3 moments from history that rhyme with this story — and how they unfolded.

1982-1988

Johns-Manville Asbestos Bankruptcy (1982-1988)

Johns-Manville Corporation, facing thousands of asbestos injury lawsuits, became the first major company to use Chapter 11 bankruptcy to resolve mass tort claims. The bankruptcy court approved a reorganization plan creating a $2.5 billion trust to compensate victims. The case pioneered the use of trusts to handle long-tail mass tort liabilities and established precedents for channeling future claims to settlement funds rather than traditional litigation.

Then

Created first asbestos trust fund in 1988, providing compensation pathway for thousands of victims.

Now

Led to 1994 congressional legislation requiring asbestos bankruptcies to establish trust funds; became template for mass tort bankruptcy strategy.

Why this matters now

Johns-Manville created the playbook Boy Scouts followed: bankruptcy trust, third-party releases, and long-term victim compensation replacing traditional trials.

2004-Present

Catholic Church Sex Abuse Bankruptcies (2004-Present)

Forty-two U.S. Catholic dioceses filed Chapter 11 bankruptcy to resolve clergy sexual abuse claims, collectively paying nearly $4.4 billion to survivors through 2025. Early cases like Portland (2004) and Spokane (2004) established patterns of diocesan bankruptcy to cap liability while preserving church assets. More recent filings followed abuse statute of limitation reforms in California, New York, and other states opening windows for old claims. Plans typically included third-party releases for parishes, schools, and affiliated entities in exchange for settlement contributions.

Then

Dioceses avoided potentially unlimited liability, preserving operational capacity while compensating thousands of abuse survivors.

Now

Created two-tier justice system where bankruptcy survivors received negotiated settlements while non-bankruptcy survivors pursued litigation with uncertain outcomes.

Why this matters now

Catholic bankruptcies normalized institutional abuse settlements with third-party releases, directly influencing Boy Scouts' strategy and legal arguments.

2019-2024

Purdue Pharma Opioid Settlement Rejection (2024)

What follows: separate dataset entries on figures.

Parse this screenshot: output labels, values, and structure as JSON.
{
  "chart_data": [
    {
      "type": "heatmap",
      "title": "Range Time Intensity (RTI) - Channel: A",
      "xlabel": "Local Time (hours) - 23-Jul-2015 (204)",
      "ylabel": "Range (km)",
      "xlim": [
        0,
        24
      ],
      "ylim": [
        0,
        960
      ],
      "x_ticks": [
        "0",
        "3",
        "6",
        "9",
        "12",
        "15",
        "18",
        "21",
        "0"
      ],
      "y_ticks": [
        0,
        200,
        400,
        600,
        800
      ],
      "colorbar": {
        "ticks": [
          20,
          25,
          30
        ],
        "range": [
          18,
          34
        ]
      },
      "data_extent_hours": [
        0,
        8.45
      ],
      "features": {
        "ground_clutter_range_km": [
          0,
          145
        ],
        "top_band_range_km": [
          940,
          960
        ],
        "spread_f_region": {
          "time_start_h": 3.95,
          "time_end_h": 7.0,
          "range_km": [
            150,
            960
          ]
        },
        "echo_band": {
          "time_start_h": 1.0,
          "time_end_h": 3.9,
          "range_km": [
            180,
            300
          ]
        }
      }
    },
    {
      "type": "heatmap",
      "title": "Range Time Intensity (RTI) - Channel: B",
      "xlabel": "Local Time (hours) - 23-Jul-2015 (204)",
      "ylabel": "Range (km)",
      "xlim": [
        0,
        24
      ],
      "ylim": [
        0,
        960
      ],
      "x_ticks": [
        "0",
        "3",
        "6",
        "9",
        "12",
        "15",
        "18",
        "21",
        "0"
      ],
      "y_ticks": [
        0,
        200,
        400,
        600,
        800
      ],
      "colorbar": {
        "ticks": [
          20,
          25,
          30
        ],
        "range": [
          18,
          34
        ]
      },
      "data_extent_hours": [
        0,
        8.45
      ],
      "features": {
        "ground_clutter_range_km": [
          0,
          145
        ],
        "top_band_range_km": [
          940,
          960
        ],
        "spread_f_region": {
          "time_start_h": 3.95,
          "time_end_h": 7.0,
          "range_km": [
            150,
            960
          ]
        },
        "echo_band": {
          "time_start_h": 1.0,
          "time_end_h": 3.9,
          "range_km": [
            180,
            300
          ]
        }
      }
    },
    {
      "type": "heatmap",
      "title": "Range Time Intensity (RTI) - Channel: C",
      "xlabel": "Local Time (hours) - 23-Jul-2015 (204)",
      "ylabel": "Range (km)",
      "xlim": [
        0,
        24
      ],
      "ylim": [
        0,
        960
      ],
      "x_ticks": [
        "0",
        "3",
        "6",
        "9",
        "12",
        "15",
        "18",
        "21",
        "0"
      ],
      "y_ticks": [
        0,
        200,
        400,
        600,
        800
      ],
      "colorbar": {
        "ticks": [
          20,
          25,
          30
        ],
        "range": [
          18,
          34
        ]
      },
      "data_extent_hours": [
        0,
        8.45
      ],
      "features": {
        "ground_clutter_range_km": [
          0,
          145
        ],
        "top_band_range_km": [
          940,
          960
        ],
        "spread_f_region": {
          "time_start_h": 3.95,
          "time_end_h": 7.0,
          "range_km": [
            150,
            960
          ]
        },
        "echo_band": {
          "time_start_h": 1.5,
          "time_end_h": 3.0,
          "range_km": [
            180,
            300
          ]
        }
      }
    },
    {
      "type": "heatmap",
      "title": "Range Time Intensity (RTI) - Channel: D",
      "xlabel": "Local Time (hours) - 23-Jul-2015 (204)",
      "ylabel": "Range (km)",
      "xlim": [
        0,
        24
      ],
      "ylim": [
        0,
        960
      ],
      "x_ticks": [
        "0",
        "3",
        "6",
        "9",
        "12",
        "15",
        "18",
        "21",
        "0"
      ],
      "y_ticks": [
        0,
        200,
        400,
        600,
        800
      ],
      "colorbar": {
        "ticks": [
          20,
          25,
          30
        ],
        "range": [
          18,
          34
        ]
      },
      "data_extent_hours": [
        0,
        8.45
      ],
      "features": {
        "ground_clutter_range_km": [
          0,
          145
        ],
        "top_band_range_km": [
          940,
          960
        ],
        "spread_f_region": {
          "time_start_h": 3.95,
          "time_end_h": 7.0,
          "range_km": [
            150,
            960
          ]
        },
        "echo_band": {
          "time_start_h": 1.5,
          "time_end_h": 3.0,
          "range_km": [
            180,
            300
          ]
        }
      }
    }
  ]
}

Purdue Pharma filed bankruptcy in 2019 facing thousands of opioid addiction lawsuits. The company proposed a settlement where the billionaire Sackler family would contribute $6 billion in exchange for complete release from all opioid-related liability, despite never filing for bankruptcy themselves. Bankruptcy and appellate courts approved the deal, but the U.S. Trustee and several states appealed. On June 27, 2024, the Supreme Court ruled 5-4 in Harrington v. Purdue Pharma that bankruptcy courts lack authority to discharge non-debtors' liabilities without creditors' consent, striking down the Sackler releases.

Then

Purdue settlement collapsed; parties returned to mediation seeking restructured deal complying with Supreme Court ruling.

Now

Created circuit split when Third Circuit distinguished Boy Scouts case months later; clouded future of mass tort bankruptcy settlements.

Why this matters now

Purdue established that non-consensual third-party releases violate bankruptcy law, yet Boy Scouts settlement survived through narrow procedural distinction—highlighting unresolved legal tensions.